The Daytona 500 of Funerals

The state’s police training facility, located here in Ada, CLEET, called recently and told me that all their students were being let out of class today to drive north to Seminole in a convoy of nearly 100 vehicles, to attend the funeral of two Seminole County deputies who were killed in the line of duty Sunday. I thought it would make a decent shot, so I drove out to the highway north of town about a mile north of CLEET and waited for a few minutes.

I didn’t have a radar gun, but by the time the convoy passed me I would guess they were going about 90 to 95 miles an hour. I know they were going to a funeral for their fallen comrades, but come on! I find the fact that they were speeding very offensive. Do you think they would let me speed to a funeral? Do cops even care about the law?

1 Comment

  1. When I first posted this, I was still on blogger.com, and the comments were completely infantile: “Come on, Richard, these cops lost a fellow officer in the line of duty,” as if that is any kind of argument at all for breaking laws or endangering innocent drivers.
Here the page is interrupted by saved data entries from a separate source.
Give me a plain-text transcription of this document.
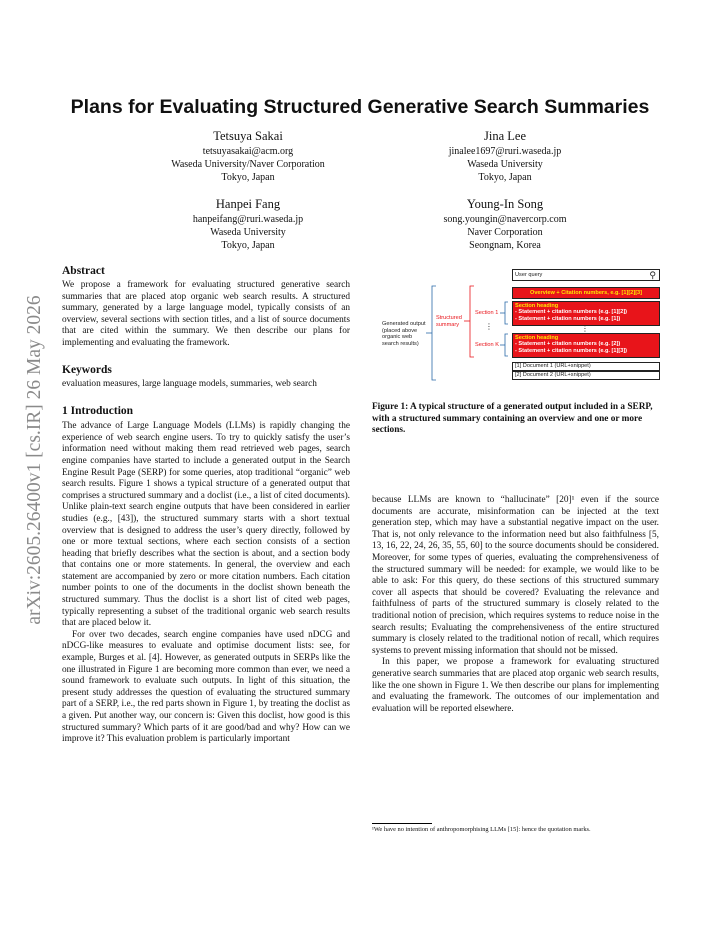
arXiv:2605.26400v1 [cs.IR] 26 May 2026
Plans for Evaluating Structured Generative Search Summaries
Tetsuya Sakai
tetsuyasakai@acm.org
Waseda University/Naver Corporation
Tokyo, Japan
Jina Lee
jinalee1697@ruri.waseda.jp
Waseda University
Tokyo, Japan
Hanpei Fang
hanpeifang@ruri.waseda.jp
Waseda University
Tokyo, Japan
Young-In Song
song.youngin@navercorp.com
Naver Corporation
Seongnam, Korea
Abstract
We propose a framework for evaluating structured generative search summaries that are placed atop organic web search results. A structured summary, generated by a large language model, typically consists of an overview, several sections with section titles, and a list of source documents that are cited within the summary. We then describe our plans for implementing and evaluating the framework.
Keywords
evaluation measures, large language models, summaries, web search
1 Introduction

The advance of Large Language Models (LLMs) is rapidly changing the experience of web search engine users. To try to quickly satisfy the user’s information need without making them read retrieved web pages, search engine companies have started to include a generated output in the Search Engine Result Page (SERP) for some queries, atop traditional “organic” web search results. Figure 1 shows a typical structure of a generated output that comprises a structured summary and a doclist (i.e., a list of cited documents). Unlike plain-text search engine outputs that have been considered in earlier studies (e.g., [43]), the structured summary starts with a short textual overview that is designed to address the user’s query directly, followed by one or more textual sections, where each section consists of a section heading that briefly describes what the section is about, and a section body that contains one or more statements. In general, the overview and each statement are accompanied by zero or more citation numbers. Each citation number points to one of the documents in the doclist shown beneath the structured summary. Thus the doclist is a short list of cited web pages, typically representing a subset of the traditional organic web search results that are placed below it.

For over two decades, search engine companies have used nDCG and nDCG-like measures to evaluate and optimise document lists: see, for example, Burges et al. [4]. However, as generated outputs in SERPs like the one illustrated in Figure 1 are becoming more common than ever, we need a sound framework to evaluate such outputs. In light of this situation, the present study addresses the question of evaluating the structured summary part of a SERP, i.e., the red parts shown in Figure 1, by treating the doclist as a given. Put another way, our concern is: Given this doclist, how good is this structured summary? Which parts of it are good/bad and why? How can we improve it? This evaluation problem is particularly important

User query	⚲
Overview + Citation numbers, e.g. [1][2][3]
Section heading
- Statement + citation numbers (e.g. [1][2])
- Statement + citation numbers (e.g. [1])
⋮
Section heading
- Statement + citation numbers (e.g. [2])
- Statement + citation numbers (e.g. [1][3])
[1] Document 1 (URL+snippet)
[2] Document 2 (URL+snippet)
Generated output (placed above organic web search results)
Structured summary
Section 1
⋮
Section K
Figure 1: A typical structure of a generated output included in a SERP, with a structured summary containing an overview and one or more sections.

because LLMs are known to “hallucinate” [20]¹ even if the source documents are accurate, misinformation can be injected at the text generation step, which may have a substantial negative impact on the user. That is, not only relevance to the information need but also faithfulness [5, 13, 16, 22, 24, 26, 35, 55, 60] to the source documents should be considered. Moreover, for some types of queries, evaluating the comprehensiveness of the structured summary will be needed: for example, we would like to be able to ask: For this query, do these sections of this structured summary cover all aspects that should be covered? Evaluating the relevance and faithfulness of parts of the structured summary is closely related to the traditional notion of precision, which requires systems to reduce noise in the search results; Evaluating the comprehensiveness of the entire structured summary is closely related to the traditional notion of recall, which requires systems to prevent missing information that should not be missed.

In this paper, we propose a framework for evaluating structured generative search summaries that are placed atop organic web search results, like the one shown in Figure 1. We then describe our plans for implementing and evaluating the framework. The outcomes of our implementation and evaluation will be reported elsewhere.

¹We have no intention of anthropomorphising LLMs [15]: hence the quotation marks.
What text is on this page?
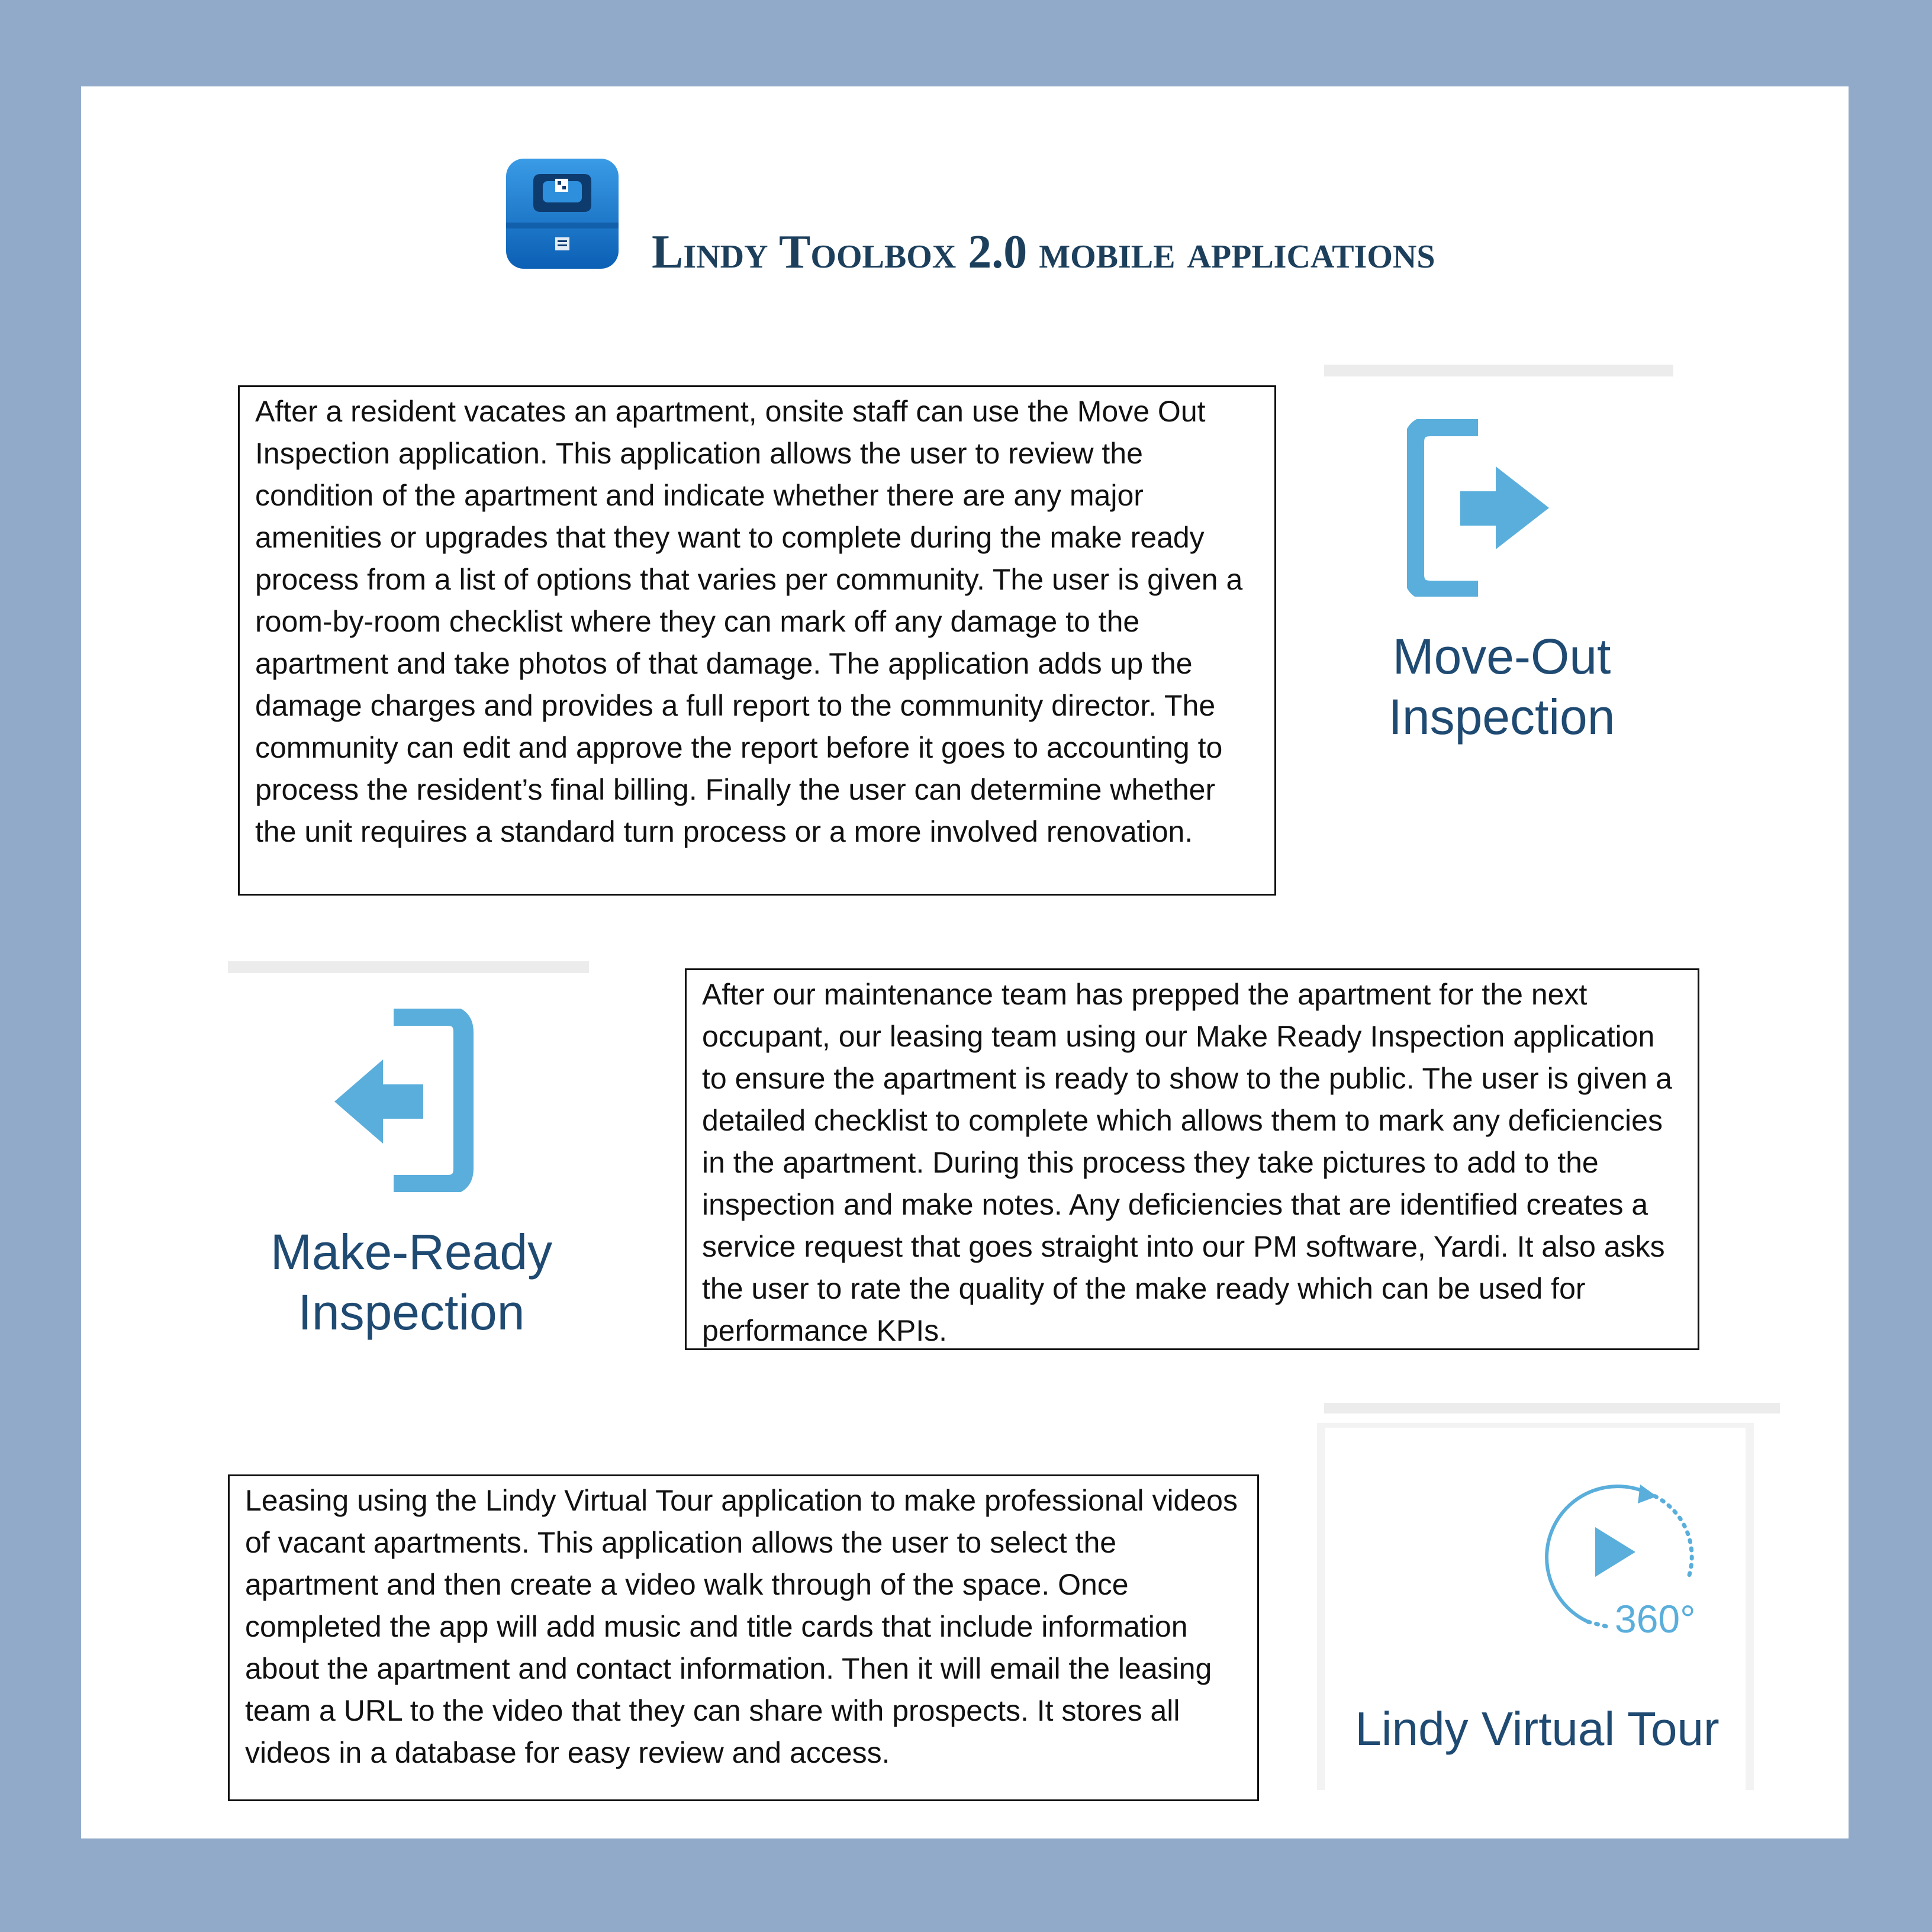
Lindy Toolbox 2.0 mobile applications

After a resident vacates an apartment, onsite staff can use the Move Out Inspection application. This application allows the user to review the condition of the apartment and indicate whether there are any major amenities or upgrades that they want to complete during the make ready process from a list of options that varies per community. The user is given a room-by-room checklist where they can mark off any damage to the apartment and take photos of that damage. The application adds up the damage charges and provides a full report to the community director. The community can edit and approve the report before it goes to accounting to process the resident’s final billing. Finally the user can determine whether the unit requires a standard turn process or a more involved renovation.

Move-Out
Inspection

Make-Ready
Inspection

After our maintenance team has prepped the apartment for the next occupant, our leasing team using our Make Ready Inspection application to ensure the apartment is ready to show to the public. The user is given a detailed checklist to complete which allows them to mark any deficiencies in the apartment. During this process they take pictures to add to the inspection and make notes. Any deficiencies that are identified creates a service request that goes straight into our PM software, Yardi. It also asks the user to rate the quality of the make ready which can be used for performance KPIs.

Leasing using the Lindy Virtual Tour application to make professional videos of vacant apartments. This application allows the user to select the apartment and then create a video walk through of the space. Once completed the app will add music and title cards that include information about the apartment and contact information. Then it will email the leasing team a URL to the video that they can share with prospects. It stores all videos in a database for easy review and access.

360°

Lindy Virtual Tour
    That response, of course, speaks to the underlying notion that the public are “sheeple,” deeply and secretly afraid of police, and feel they need to revere them or be thought unpatriotic somehow.

    Honestly, you who think it’s okay for cops to speed, for soldiers to pillage, for politicians to steal, for journalists to lie, should finally look yourselves in the mirror and admit that you have created a nation and a world that you hate.